Tradisi DOA DANA: Ritual Suku Bima untuk Keberkahan Dana Mbojo

Oleh: Suhardin, S.Pd., M.M.

Suku Bima, yang mendiami ujung timur Pulau Sumbawa, memiliki kekayaan budaya yang erat kaitannya dengan spiritualitas dan penghormatan terhadap alam. Salah satu tradisi yang masih dijaga adalah "Doa Dana". Tradisi ini bukan sekadar ritual biasa, melainkan sebuah manifestasi mendalam dari kearifan lokal yang mengajarkan pentingnya harmoni antara manusia dan lingkungannya.

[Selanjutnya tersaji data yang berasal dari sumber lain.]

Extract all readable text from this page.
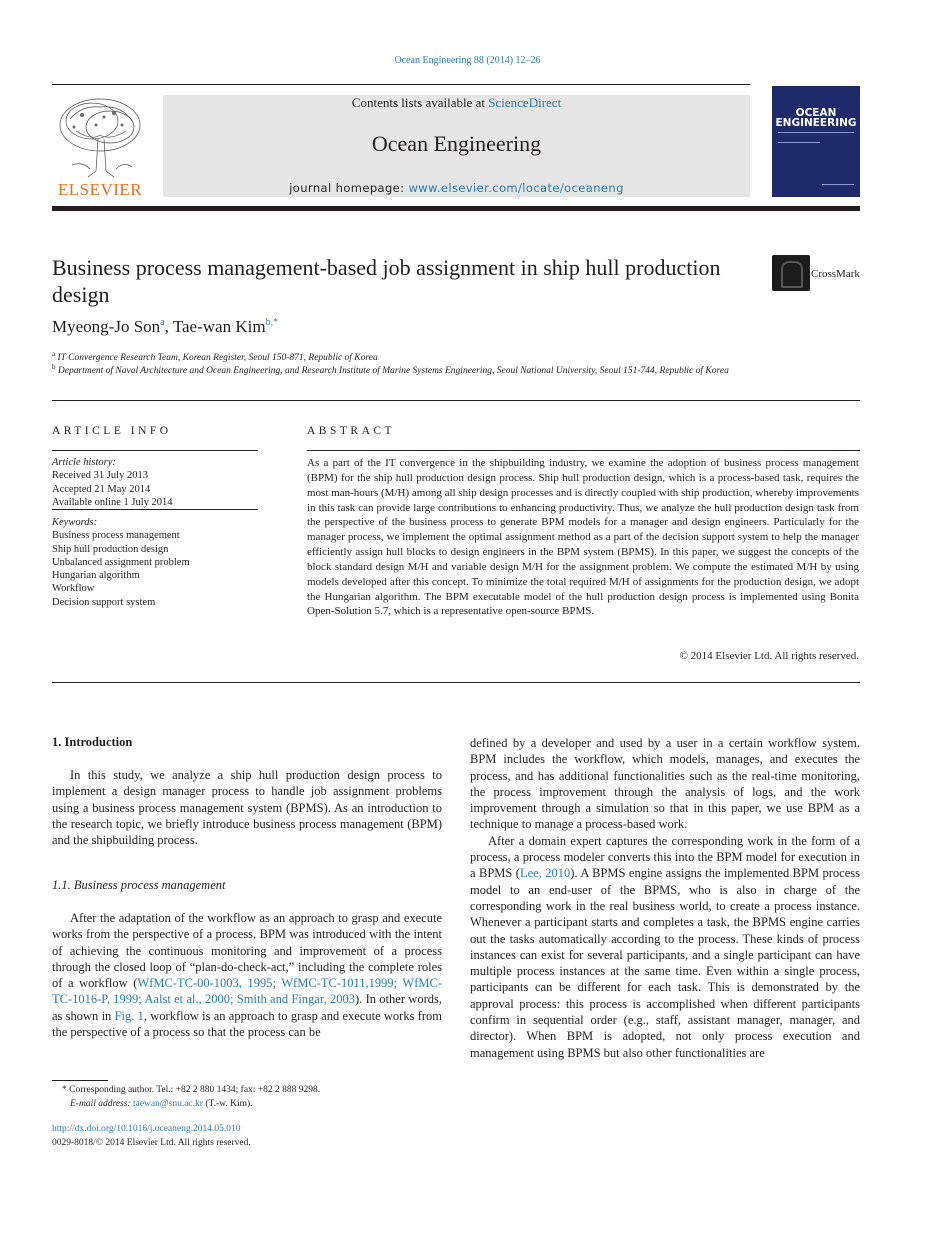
Ocean Engineering 88 (2014) 12–26
ELSEVIER
Contents lists available at ScienceDirect
Ocean Engineering
journal homepage: www.elsevier.com/locate/oceaneng
OCEAN ENGINEERING
Business process management-based job assignment in ship hull production design
CrossMark
Myeong-Jo Son$^a$, Tae-wan Kim$^{b,*}$
$^a$ IT Convergence Research Team, Korean Register, Seoul 150-871, Republic of Korea
$^b$ Department of Naval Architecture and Ocean Engineering, and Research Institute of Marine Systems Engineering, Seoul National University, Seoul 151-744, Republic of Korea
ARTICLE INFO
Article history:
Received 31 July 2013
Accepted 21 May 2014
Available online 1 July 2014
Keywords:
Business process management
Ship hull production design
Unbalanced assignment problem
Hungarian algorithm
Workflow
Decision support system
ABSTRACT
As a part of the IT convergence in the shipbuilding industry, we examine the adoption of business process management (BPM) for the ship hull production design process. Ship hull production design, which is a process-based task, requires the most man-hours (M/H) among all ship design processes and is directly coupled with ship production, whereby improvements in this task can provide large contributions to enhancing productivity. Thus, we analyze the hull production design task from the perspective of the business process to generate BPM models for a manager and design engineers. Particularly for the manager process, we implement the optimal assignment method as a part of the decision support system to help the manager efficiently assign hull blocks to design engineers in the BPM system (BPMS). In this paper, we suggest the concepts of the block standard design M/H and variable design M/H for the assignment problem. We compute the estimated M/H by using models developed after this concept. To minimize the total required M/H of assignments for the production design, we adopt the Hungarian algorithm. The BPM executable model of the hull production design process is implemented using Bonita Open-Solution 5.7, which is a representative open-source BPMS.
© 2014 Elsevier Ltd. All rights reserved.
1. Introduction

In this study, we analyze a ship hull production design process to implement a design manager process to handle job assignment problems using a business process management system (BPMS). As an introduction to the research topic, we briefly introduce business process management (BPM) and the shipbuilding process.

1.1. Business process management

After the adaptation of the workflow as an approach to grasp and execute works from the perspective of a process, BPM was introduced with the intent of achieving the continuous monitoring and improvement of a process through the closed loop of “plan-do-check-act,” including the complete roles of a workflow (WfMC-TC-00-1003, 1995; WfMC-TC-1011,1999; WfMC-TC-1016-P, 1999; Aalst et al., 2000; Smith and Fingar, 2003). In other words, as shown in Fig. 1, workflow is an approach to grasp and execute works from the perspective of a process so that the process can be

defined by a developer and used by a user in a certain workflow system. BPM includes the workflow, which models, manages, and executes the process, and has additional functionalities such as the real-time monitoring, the process improvement through the analysis of logs, and the work improvement through a simulation so that in this paper, we use BPM as a technique to manage a process-based work.

After a domain expert captures the corresponding work in the form of a process, a process modeler converts this into the BPM model for execution in a BPMS (Lee, 2010). A BPMS engine assigns the implemented BPM process model to an end-user of the BPMS, who is also in charge of the corresponding work in the real business world, to create a process instance. Whenever a participant starts and completes a task, the BPMS engine carries out the tasks automatically according to the process. These kinds of process instances can exist for several participants, and a single participant can have multiple process instances at the same time. Even within a single process, participants can be different for each task. This is demonstrated by the approval process: this process is accomplished when different participants confirm in sequential order (e.g., staff, assistant manager, manager, and director). When BPM is adopted, not only process execution and management using BPMS but also other functionalities are

* Corresponding author. Tel.: +82 2 880 1434; fax: +82 2 888 9298.
E-mail address: taewan@snu.ac.kr (T.-w. Kim).
http://dx.doi.org/10.1016/j.oceaneng.2014.05.010
0029-8018/© 2014 Elsevier Ltd. All rights reserved.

Makna dan Tujuan "Doa Dana"

Secara etimologi, "Doa Dana" berasal dari dua kata Bahasa Bima: doa yang berarti permohonan atau doa kepada Sang Pencipta, dan dana yang berarti tanah atau kampung. Maka, secara harfiah, Doa Dana dapat dimaknai sebagai doa yang dipersembahkan untuk tanah atau kampung. Tradisi ini pada dasarnya merupakan doa tolak balak, sebuah permohonan agar tanah dan seluruh lingkungan terhindar dari berbagai bencana, musibah, dan wabah penyakit. Doa ini adalah wujud keyakinan masyarakat Bima bahwa keselamatan dan kesejahteraan mereka sangat bergantung pada kesucian dan keberkahan bumi yang mereka pijak.

Pelaksanaan Ritual

Pelaksanaan Doa Dana dilakukan di tanah lapang, biasanya di ujung perkampungan yang dianggap sakral. Lokasi ini dipilih sebagai simbol batas antara permukiman manusia dan alam di sekitarnya. Upacara ini dipimpin oleh seorang tokoh agama yang dihormati, yaitu imam kampung yang dikenal dengan sebutan "Lebe" atau seorang guru Bilal.

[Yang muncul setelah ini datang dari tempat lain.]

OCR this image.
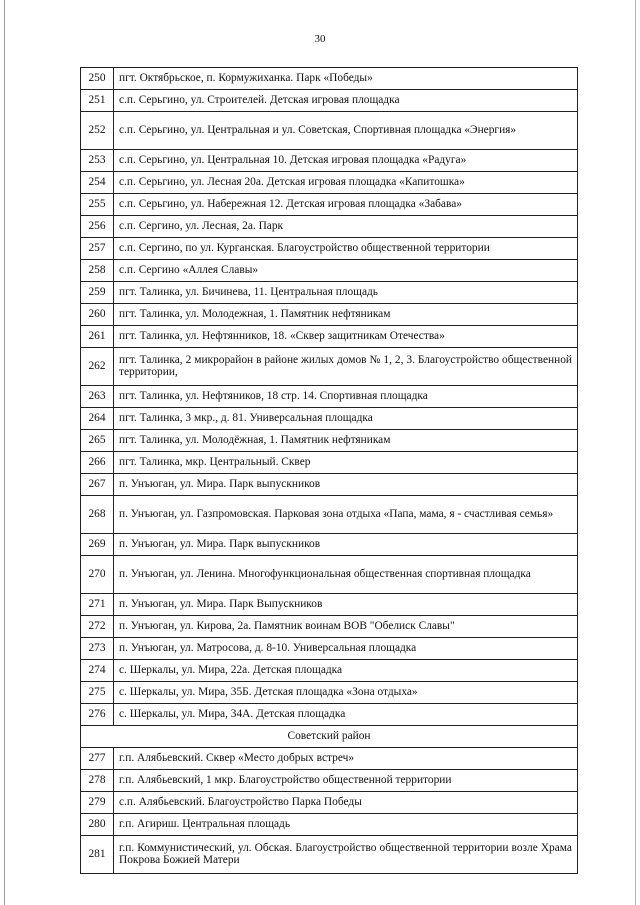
30
250	пгт. Октябрьское, п. Кормужиханка. Парк «Победы»
251	с.п. Серьгино, ул. Строителей. Детская игровая площадка
252	с.п. Серьгино, ул. Центральная и ул. Советская, Спортивная площадка «Энергия»
253	с.п. Серьгино, ул. Центральная 10. Детская игровая площадка «Радуга»
254	с.п. Серьгино, ул. Лесная 20а. Детская игровая площадка «Капитошка»
255	с.п. Серьгино, ул. Набережная 12. Детская игровая площадка «Забава»
256	с.п. Сергино, ул. Лесная, 2а. Парк
257	с.п. Сергино, по ул. Курганская. Благоустройство общественной территории
258	с.п. Сергино «Аллея Славы»
259	пгт. Талинка, ул. Бичинева, 11. Центральная площадь
260	пгт. Талинка, ул. Молодежная, 1. Памятник нефтяникам
261	пгт. Талинка, ул. Нефтянников, 18. «Сквер защитникам Отечества»
262	пгт. Талинка, 2 микрорайон в районе жилых домов № 1, 2, 3. Благоустройство общественной территории,
263	пгт. Талинка, ул. Нефтяников, 18 стр. 14. Спортивная площадка
264	пгт. Талинка, 3 мкр., д. 81. Универсальная площадка
265	пгт. Талинка, ул. Молодёжная, 1. Памятник нефтяникам
266	пгт. Талинка, мкр. Центральный. Сквер
267	п. Унъюган, ул. Мира. Парк выпускников
268	п. Унъюган, ул. Газпромовская. Парковая зона отдыха «Папа, мама, я - счастливая семья»
269	п. Унъюган, ул. Мира. Парк выпускников
270	п. Унъюган, ул. Ленина. Многофункциональная общественная спортивная площадка
271	п. Унъюган, ул. Мира. Парк Выпускников
272	п. Унъюган, ул. Кирова, 2а. Памятник воинам ВОВ "Обелиск Славы"
273	п. Унъюган, ул. Матросова, д. 8-10. Универсальная площадка
274	с. Шеркалы, ул. Мира, 22а. Детская площадка
275	с. Шеркалы, ул. Мира, 35Б. Детская площадка «Зона отдыха»
276	с. Шеркалы, ул. Мира, 34А. Детская площадка
Советский район	
277	г.п. Алябьевский. Сквер «Место добрых встреч»
278	г.п. Алябьевский, 1 мкр. Благоустройство общественной территории
279	с.п. Алябьевский. Благоустройство Парка Победы
280	г.п. Агириш. Центральная площадь
281	г.п. Коммунистический, ул. Обская. Благоустройство общественной территории возле Храма Покрова Божией Матери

Prosesi dimulai dengan pembacaan doa-doa dan puji-pujian kepada Tuhan, memohon perlindungan dari segala mara bahaya. Suasana khidmat menyelimuti seluruh peserta yang hadir, mencerminkan ketulusan hati dan harapan mereka akan keselamatan.

Setelah doa selesai dipanjatkan, ritual dilanjutkan dengan tradisi makan bersama. Hidangan yang disajikan bukanlah makanan biasa, melainkan sajian khas yang memiliki makna simbolis, seperti:

 1. Karabba Fare

Karabba Fare, atau beras yang disangrai hingga mengembang seperti popcorn, bukan hanya sekadar makanan ringan dalam tradisi suku Bima. Di balik tekstur renyah dan rasanya yang gurih, ada makna mendalam yang dipegang erat oleh masyarakat setempat.

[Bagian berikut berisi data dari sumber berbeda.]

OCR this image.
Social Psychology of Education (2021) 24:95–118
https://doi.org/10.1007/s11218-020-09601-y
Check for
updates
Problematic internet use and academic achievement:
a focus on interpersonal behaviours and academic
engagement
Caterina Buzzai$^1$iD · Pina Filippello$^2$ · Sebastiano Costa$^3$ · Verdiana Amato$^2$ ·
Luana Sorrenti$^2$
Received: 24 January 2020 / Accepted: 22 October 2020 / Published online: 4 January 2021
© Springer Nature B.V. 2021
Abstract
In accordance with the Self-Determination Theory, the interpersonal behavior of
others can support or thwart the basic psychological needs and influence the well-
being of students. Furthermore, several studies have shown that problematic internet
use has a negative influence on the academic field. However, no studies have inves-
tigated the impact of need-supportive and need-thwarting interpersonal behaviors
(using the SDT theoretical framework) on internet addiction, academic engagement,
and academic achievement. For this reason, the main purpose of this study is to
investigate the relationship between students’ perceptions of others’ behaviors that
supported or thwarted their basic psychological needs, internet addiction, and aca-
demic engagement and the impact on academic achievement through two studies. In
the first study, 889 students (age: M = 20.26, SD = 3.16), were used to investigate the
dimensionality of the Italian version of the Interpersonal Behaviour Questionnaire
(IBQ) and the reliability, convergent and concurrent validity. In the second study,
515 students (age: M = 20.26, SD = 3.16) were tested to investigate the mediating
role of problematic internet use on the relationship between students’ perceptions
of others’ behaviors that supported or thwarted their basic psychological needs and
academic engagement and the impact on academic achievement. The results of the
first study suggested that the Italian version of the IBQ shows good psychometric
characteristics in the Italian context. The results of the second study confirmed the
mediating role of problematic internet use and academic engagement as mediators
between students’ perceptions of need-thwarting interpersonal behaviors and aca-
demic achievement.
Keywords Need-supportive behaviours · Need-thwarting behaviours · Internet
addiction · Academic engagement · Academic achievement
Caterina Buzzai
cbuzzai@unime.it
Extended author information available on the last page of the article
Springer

Secara filosofis, Karabba Fare melambangkan transformasi dan keberkahan. Proses penyangraian mengubah butiran padi yang keras menjadi hidangan yang mekar dan ringan. Ini menjadi simbol dari perubahan positif dan pertumbuhan. Masyarakat Bima melihatnya sebagai harapan agar kehidupan mereka juga bisa berkembang menjadi lebih baik, dari sesuatu yang sederhana menjadi sesuatu yang berharga dan bermanfaat.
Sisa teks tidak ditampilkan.